An emergency notification system in InvariMatch

As a result of optimizing and adding several new features, InvariMatch could now work in a cluster of machines and was much faster at processing search requests than before. It worked fine for the most part, but we still had to deal with occasional system failures.

Errors and downtime can be extremely harmful in highly loaded systems. In order for us to fix them as fast as possible, we needed to know about the problem as soon as it happened. Because of this, we thought about creating an emergency notification system that would check the key parameters of InvariMatch and notify us about any errors or issues.

On July 18, 2017, we started working on an algorithm that would automatically run a system diagnostic: checking the number of working search cores and if there were any issues with storing core data, monitoring the data volumes in each core and how it was being processed in nodes. The algorithm would also report about the absence of a task queue and if any of the system nodes had disconnected, monitor how much disk space is available as well as notifying us about system configuration failures and errors during data processing.

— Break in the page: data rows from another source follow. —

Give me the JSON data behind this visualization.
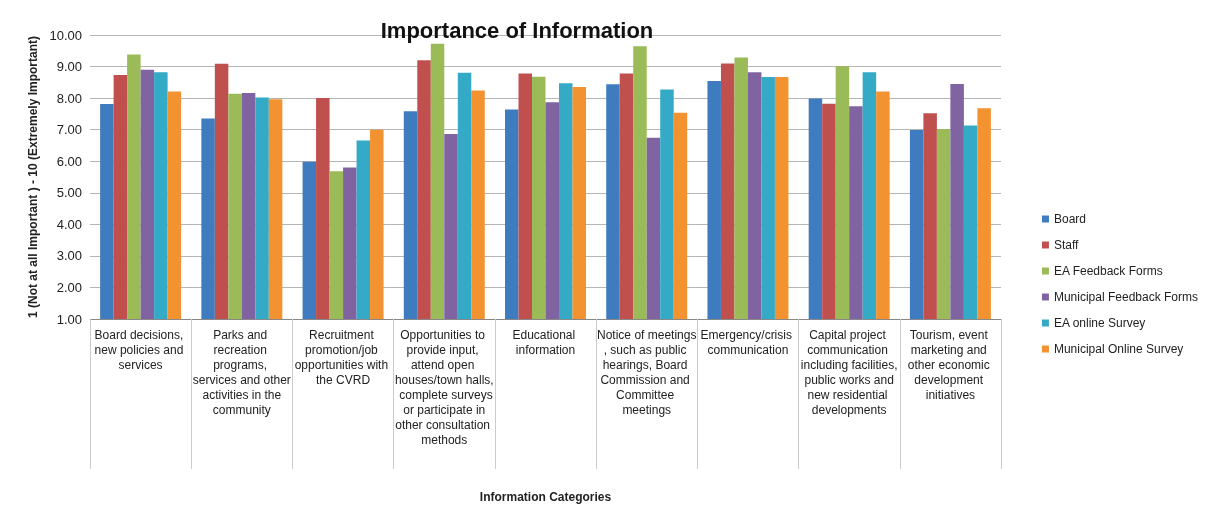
{
  "chart_data": {
    "type": "bar",
    "title": "Importance of Information",
    "xlabel": "Information Categories",
    "ylabel": "1 (Not at all Important ) - 10 (Extremely Important)",
    "categories": [
      "Board decisions, new policies and services",
      "Parks and recreation programs, services and other activities in the community",
      "Recruitment promotion/job opportunities with the CVRD",
      "Opportunities to provide input, attend open houses/town halls, complete surveys or participate in other consultation methods",
      "Educational information",
      "Notice of meetings, such as public hearings, Board Commission and Committee meetings",
      "Emergency/crisis communication",
      "Capital project communication including facilities, public works and new residential developments",
      "Tourism, event marketing and other economic development initiatives"
    ],
    "series": [
      {
        "name": "Board",
        "color": "#3f7cbf",
        "values": [
          7.81,
          7.35,
          5.98,
          7.58,
          7.64,
          8.44,
          8.54,
          7.99,
          6.99
        ]
      },
      {
        "name": "Staff",
        "color": "#c0504d",
        "values": [
          8.73,
          9.09,
          8.0,
          9.2,
          8.78,
          8.78,
          9.1,
          7.82,
          7.52
        ]
      },
      {
        "name": "EA Feedback Forms",
        "color": "#9bbb59",
        "values": [
          9.38,
          8.14,
          5.68,
          9.72,
          8.68,
          9.64,
          9.29,
          9.01,
          7.02
        ]
      },
      {
        "name": "Municipal Feedback Forms",
        "color": "#8064a2",
        "values": [
          8.9,
          8.16,
          5.8,
          6.86,
          7.87,
          6.74,
          8.82,
          7.74,
          8.45
        ]
      },
      {
        "name": "EA online Survey",
        "color": "#35aac6",
        "values": [
          8.82,
          8.02,
          6.66,
          8.8,
          8.47,
          8.27,
          8.67,
          8.82,
          7.13
        ]
      },
      {
        "name": "Municipal Online Survey",
        "color": "#f39230",
        "values": [
          8.21,
          7.96,
          7.0,
          8.24,
          8.35,
          7.54,
          8.67,
          8.21,
          7.68
        ]
      }
    ],
    "ylim": [
      1,
      10
    ],
    "yticks": [
      {
        "value": 1,
        "label": "1.00"
      },
      {
        "value": 2,
        "label": "2.00"
      },
      {
        "value": 3,
        "label": "3.00"
      },
      {
        "value": 4,
        "label": "4.00"
      },
      {
        "value": 5,
        "label": "5.00"
      },
      {
        "value": 6,
        "label": "6.00"
      },
      {
        "value": 7,
        "label": "7.00"
      },
      {
        "value": 8,
        "label": "8.00"
      },
      {
        "value": 9,
        "label": "9.00"
      },
      {
        "value": 10,
        "label": "10.00"
      }
    ],
    "grid": "y",
    "legend": "right"
  }
}
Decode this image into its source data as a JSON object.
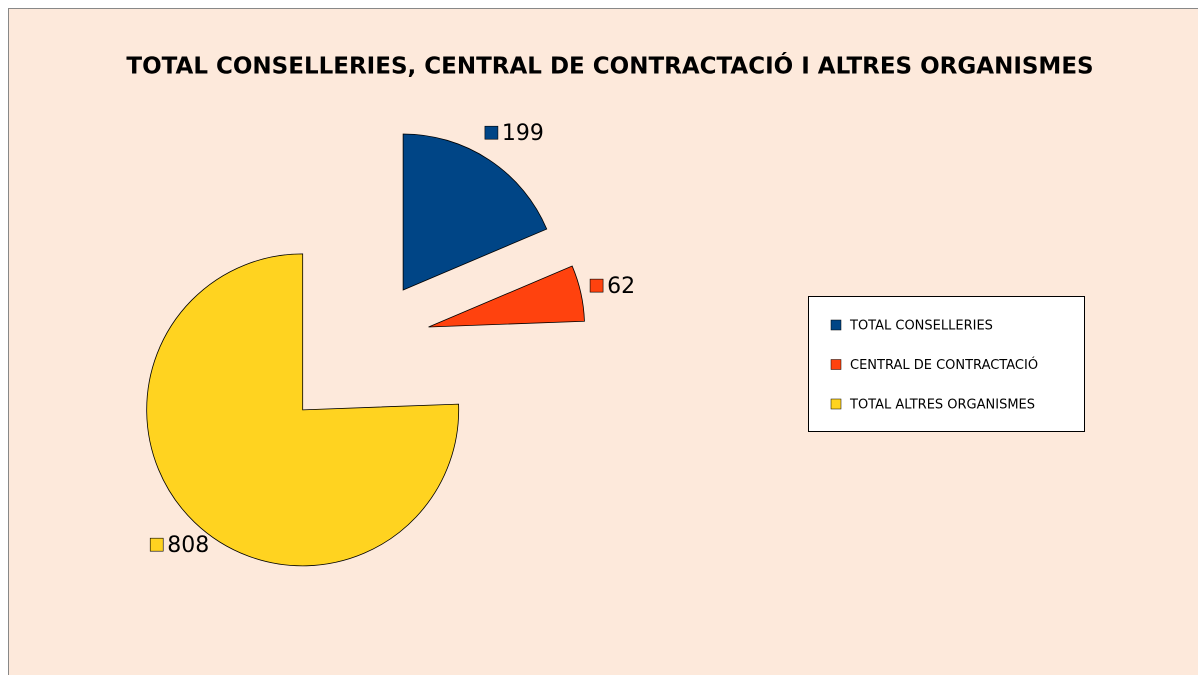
{
  "chart_data": {
    "type": "pie",
    "title": "TOTAL CONSELLERIES, CENTRAL DE CONTRACTACIÓ I ALTRES ORGANISMES",
    "categories": [
      "TOTAL CONSELLERIES",
      "CENTRAL DE CONTRACTACIÓ",
      "TOTAL ALTRES ORGANISMES"
    ],
    "values": [
      199,
      62,
      808
    ],
    "colors": [
      "#004586",
      "#ff420e",
      "#ffd320"
    ],
    "legend": "right"
  }
}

The development of the algorithm took a little over a month. We decided that the most convenient way of receiving critical reports about faults would be via Telegram. So we made a telegram bot that would send us notifications in case something was wrong. A message from this bot usually looks something like this:

[!]> Fault checking: – there are too many faults (about 100%) in video processing for an hour

[!]> Scan checking: – nothing has been scanning for three hours

After receiving an error message, we check whether the failure is a real or if it is a false alarm, and take the measures necessary to resolve it.

Adding monitoring and emergency notification system allowed us to resolve minor faults in a timely manner and reduce the number of global failures.